The Impact of Board Diversity on Corporate Performance

The Impact of Board Diversity on Corporate Performance

The benefits of diversity on boards are well-documented, and efforts to achieve greater representation of women and minorities in boardrooms have begun pay off. The impact of diversity on the performance of companies is still not well understood.

A popular argument is the fact that a board with greater diversity of ages and genders will have a larger knowledge base. This information would not be available to people of all ages and women who are the same. In the same way the board that is diverse is expected to have more “cognitive diversity” and be able to explore more options when deciding what direction to take the company forward than a less-diverse one.

There are other factors that are at play. Minorities or tokens within groups can self-censor, holding back from having opinions and beliefs which are in opposition to the majority. The board might not be able fully to take benefit of its cognitive diversity.
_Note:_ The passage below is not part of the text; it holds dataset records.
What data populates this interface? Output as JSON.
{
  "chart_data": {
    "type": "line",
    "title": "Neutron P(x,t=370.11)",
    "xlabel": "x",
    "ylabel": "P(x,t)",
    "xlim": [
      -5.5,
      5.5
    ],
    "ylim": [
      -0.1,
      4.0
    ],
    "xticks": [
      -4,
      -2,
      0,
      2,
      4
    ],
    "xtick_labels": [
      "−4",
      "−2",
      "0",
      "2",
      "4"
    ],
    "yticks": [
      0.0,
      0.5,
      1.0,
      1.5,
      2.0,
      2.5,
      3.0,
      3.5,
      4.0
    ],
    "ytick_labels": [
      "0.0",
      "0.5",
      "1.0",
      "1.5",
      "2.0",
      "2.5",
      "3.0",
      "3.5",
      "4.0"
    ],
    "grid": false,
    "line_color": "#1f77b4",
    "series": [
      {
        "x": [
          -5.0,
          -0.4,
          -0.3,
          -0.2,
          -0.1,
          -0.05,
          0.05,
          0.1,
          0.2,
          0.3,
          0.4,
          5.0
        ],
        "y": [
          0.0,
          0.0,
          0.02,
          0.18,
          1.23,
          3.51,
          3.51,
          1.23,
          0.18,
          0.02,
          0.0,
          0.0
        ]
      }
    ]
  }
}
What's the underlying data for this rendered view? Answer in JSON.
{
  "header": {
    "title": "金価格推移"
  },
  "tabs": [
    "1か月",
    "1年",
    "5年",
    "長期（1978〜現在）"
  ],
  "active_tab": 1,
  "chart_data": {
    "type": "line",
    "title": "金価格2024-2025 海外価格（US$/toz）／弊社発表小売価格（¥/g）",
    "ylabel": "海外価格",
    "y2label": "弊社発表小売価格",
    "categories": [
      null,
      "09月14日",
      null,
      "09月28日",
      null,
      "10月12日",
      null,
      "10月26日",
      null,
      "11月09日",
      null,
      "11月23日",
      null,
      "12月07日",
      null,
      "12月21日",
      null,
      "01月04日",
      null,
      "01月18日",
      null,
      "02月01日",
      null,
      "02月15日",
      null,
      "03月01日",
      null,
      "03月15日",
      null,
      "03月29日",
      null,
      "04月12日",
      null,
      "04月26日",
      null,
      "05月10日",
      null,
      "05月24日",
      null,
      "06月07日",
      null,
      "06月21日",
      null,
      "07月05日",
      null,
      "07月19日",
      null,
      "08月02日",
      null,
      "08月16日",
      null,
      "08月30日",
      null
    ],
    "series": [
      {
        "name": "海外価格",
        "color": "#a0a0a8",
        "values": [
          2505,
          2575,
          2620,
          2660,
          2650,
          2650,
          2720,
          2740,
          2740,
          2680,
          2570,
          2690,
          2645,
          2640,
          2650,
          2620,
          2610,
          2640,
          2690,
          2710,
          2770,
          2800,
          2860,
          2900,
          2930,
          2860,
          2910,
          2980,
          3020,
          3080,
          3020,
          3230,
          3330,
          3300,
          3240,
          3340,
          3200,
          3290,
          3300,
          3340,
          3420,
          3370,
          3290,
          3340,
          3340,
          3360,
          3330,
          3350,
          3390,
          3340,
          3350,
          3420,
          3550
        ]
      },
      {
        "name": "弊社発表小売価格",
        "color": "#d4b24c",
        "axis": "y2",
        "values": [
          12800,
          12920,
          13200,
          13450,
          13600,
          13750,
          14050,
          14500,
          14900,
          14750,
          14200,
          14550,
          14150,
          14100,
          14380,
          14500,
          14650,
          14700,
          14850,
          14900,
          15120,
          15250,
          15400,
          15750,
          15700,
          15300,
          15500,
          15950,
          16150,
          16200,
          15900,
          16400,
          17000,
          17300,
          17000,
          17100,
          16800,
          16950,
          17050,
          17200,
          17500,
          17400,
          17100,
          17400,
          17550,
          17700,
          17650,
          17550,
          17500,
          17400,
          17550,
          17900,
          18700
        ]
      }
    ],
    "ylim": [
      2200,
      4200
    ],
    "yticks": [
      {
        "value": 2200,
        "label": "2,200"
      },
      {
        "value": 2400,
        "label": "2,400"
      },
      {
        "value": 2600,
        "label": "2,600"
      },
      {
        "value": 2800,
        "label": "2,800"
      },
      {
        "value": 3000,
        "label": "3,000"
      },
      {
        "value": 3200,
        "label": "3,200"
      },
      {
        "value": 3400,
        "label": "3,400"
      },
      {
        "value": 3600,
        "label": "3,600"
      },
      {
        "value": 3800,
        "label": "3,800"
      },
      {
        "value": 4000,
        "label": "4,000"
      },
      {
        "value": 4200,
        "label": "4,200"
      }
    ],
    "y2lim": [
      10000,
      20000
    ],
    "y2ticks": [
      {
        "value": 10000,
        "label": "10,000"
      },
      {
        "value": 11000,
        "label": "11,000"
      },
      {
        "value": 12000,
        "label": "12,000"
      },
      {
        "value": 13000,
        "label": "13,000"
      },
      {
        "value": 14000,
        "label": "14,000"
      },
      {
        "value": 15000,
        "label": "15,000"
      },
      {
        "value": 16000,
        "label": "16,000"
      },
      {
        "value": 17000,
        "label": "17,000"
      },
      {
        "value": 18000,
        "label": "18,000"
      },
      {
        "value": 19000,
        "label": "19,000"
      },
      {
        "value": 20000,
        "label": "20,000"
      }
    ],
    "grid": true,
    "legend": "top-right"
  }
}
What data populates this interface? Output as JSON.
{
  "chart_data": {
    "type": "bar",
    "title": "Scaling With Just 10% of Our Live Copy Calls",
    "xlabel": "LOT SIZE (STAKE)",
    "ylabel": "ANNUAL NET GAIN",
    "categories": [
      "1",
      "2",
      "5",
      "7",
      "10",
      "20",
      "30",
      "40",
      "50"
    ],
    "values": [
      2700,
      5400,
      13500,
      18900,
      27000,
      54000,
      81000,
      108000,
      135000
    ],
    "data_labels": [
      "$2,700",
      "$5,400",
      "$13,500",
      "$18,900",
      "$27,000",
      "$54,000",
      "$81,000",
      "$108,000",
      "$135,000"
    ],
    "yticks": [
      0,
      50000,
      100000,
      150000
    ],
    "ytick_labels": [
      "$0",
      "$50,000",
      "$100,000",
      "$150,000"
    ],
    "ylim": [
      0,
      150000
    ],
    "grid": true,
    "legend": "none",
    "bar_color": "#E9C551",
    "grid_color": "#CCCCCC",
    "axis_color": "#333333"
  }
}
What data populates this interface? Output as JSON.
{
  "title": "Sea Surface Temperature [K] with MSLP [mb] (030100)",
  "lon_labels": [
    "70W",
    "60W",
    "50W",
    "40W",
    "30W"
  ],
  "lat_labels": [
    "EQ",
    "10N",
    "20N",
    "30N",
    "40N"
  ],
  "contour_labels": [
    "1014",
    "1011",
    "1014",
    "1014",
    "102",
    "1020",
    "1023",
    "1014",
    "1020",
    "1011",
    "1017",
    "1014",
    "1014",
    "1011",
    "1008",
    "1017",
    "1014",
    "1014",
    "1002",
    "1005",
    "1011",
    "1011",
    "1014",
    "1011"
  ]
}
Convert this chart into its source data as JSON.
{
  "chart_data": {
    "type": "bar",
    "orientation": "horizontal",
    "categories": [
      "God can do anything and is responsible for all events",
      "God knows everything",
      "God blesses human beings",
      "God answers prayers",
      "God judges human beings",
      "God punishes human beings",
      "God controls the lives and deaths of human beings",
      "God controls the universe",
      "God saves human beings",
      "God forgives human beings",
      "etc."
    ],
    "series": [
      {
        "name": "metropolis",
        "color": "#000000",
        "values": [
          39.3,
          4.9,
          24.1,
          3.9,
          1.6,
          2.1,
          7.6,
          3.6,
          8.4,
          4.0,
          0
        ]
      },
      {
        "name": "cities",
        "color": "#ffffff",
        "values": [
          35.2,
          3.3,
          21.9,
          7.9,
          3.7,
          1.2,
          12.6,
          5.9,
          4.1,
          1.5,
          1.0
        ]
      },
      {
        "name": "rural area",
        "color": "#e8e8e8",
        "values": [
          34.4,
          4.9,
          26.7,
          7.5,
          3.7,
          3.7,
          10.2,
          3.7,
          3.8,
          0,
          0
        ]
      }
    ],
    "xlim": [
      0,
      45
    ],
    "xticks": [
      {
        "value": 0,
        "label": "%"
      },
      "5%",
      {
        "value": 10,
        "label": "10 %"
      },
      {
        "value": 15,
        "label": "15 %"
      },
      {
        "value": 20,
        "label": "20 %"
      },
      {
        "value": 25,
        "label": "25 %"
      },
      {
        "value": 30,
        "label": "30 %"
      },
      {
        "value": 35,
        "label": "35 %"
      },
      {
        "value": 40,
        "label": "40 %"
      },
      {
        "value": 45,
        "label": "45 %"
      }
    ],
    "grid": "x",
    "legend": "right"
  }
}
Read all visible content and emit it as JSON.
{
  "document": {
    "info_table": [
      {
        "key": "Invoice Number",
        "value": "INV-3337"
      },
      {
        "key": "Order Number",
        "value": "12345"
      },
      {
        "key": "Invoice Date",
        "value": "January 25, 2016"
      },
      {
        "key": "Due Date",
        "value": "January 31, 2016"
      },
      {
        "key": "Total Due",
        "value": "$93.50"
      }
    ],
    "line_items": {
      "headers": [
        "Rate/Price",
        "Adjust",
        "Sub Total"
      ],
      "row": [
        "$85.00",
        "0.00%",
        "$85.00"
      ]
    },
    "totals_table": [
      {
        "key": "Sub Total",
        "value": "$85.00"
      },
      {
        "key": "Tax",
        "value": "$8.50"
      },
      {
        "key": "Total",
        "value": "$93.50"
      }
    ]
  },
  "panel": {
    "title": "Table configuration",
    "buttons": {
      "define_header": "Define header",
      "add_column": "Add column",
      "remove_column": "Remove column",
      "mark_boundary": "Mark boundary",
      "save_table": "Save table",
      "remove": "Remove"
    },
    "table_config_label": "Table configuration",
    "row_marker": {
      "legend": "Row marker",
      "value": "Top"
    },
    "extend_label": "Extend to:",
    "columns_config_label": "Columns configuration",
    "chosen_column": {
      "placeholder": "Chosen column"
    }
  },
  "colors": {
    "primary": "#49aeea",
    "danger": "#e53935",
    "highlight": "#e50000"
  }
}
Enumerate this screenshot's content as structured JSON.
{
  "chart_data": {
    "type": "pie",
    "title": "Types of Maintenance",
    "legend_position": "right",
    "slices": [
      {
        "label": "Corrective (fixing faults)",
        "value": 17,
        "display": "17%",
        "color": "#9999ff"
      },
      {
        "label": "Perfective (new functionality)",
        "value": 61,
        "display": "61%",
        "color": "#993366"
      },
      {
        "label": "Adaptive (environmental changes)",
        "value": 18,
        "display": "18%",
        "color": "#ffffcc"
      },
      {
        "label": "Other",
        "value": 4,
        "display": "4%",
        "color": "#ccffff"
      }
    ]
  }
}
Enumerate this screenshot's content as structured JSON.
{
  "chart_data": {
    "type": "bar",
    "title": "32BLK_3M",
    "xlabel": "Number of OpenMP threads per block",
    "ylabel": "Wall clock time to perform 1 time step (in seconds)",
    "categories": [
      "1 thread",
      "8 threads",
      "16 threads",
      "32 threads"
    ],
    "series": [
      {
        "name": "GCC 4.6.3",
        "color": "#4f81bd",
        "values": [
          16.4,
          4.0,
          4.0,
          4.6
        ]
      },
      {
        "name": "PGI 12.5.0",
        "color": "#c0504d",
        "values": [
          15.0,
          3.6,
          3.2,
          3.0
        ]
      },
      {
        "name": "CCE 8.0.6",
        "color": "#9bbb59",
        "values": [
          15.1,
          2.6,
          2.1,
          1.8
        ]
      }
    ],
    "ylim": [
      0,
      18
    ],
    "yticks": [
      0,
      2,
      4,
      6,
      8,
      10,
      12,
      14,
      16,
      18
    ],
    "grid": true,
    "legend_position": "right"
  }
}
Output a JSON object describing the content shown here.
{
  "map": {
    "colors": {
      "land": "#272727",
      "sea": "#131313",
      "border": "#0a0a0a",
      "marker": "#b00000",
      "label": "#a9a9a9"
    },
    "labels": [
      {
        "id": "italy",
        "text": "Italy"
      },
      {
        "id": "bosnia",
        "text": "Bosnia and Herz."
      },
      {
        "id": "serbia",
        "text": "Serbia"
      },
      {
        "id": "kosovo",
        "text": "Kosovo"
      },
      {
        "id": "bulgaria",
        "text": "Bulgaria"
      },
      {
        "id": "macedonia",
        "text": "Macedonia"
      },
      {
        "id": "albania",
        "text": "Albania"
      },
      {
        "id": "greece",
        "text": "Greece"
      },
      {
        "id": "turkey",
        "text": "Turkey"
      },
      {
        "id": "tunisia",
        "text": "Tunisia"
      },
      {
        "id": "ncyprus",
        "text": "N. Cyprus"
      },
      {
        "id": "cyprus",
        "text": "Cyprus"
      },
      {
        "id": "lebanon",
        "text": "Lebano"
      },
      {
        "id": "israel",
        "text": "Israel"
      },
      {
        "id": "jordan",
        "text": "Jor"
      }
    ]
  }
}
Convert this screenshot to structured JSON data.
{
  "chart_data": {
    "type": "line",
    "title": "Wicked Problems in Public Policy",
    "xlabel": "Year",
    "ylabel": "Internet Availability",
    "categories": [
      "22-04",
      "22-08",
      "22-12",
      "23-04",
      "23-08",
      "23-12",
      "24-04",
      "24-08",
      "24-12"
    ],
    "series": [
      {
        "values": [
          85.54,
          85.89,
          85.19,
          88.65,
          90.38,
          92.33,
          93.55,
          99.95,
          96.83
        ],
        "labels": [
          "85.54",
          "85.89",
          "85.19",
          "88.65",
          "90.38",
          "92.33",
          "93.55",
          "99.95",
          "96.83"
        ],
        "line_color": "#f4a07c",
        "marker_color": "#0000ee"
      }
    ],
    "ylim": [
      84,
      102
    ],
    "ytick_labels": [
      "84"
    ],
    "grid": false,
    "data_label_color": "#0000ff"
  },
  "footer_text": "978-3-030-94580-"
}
Additionally, even though academic research suggests that demographic diversity has a positive impact on board decisions, research shows that it’s not the only factor to consider. Other aspects, such as board member independence and educational qualifications, measured by the number of years of college that are beyond a bachelor’s level are able to influence performance.

To get new members, companies should be creative when searching for them. For instance, they could consider reaching out at business schools and universities to identify potential candidates. They could also set up task forces tasked with exploring areas where the best candidates may not be visible. This is a more efficient method of increasing diversity than relying solely on consultants either external or internal.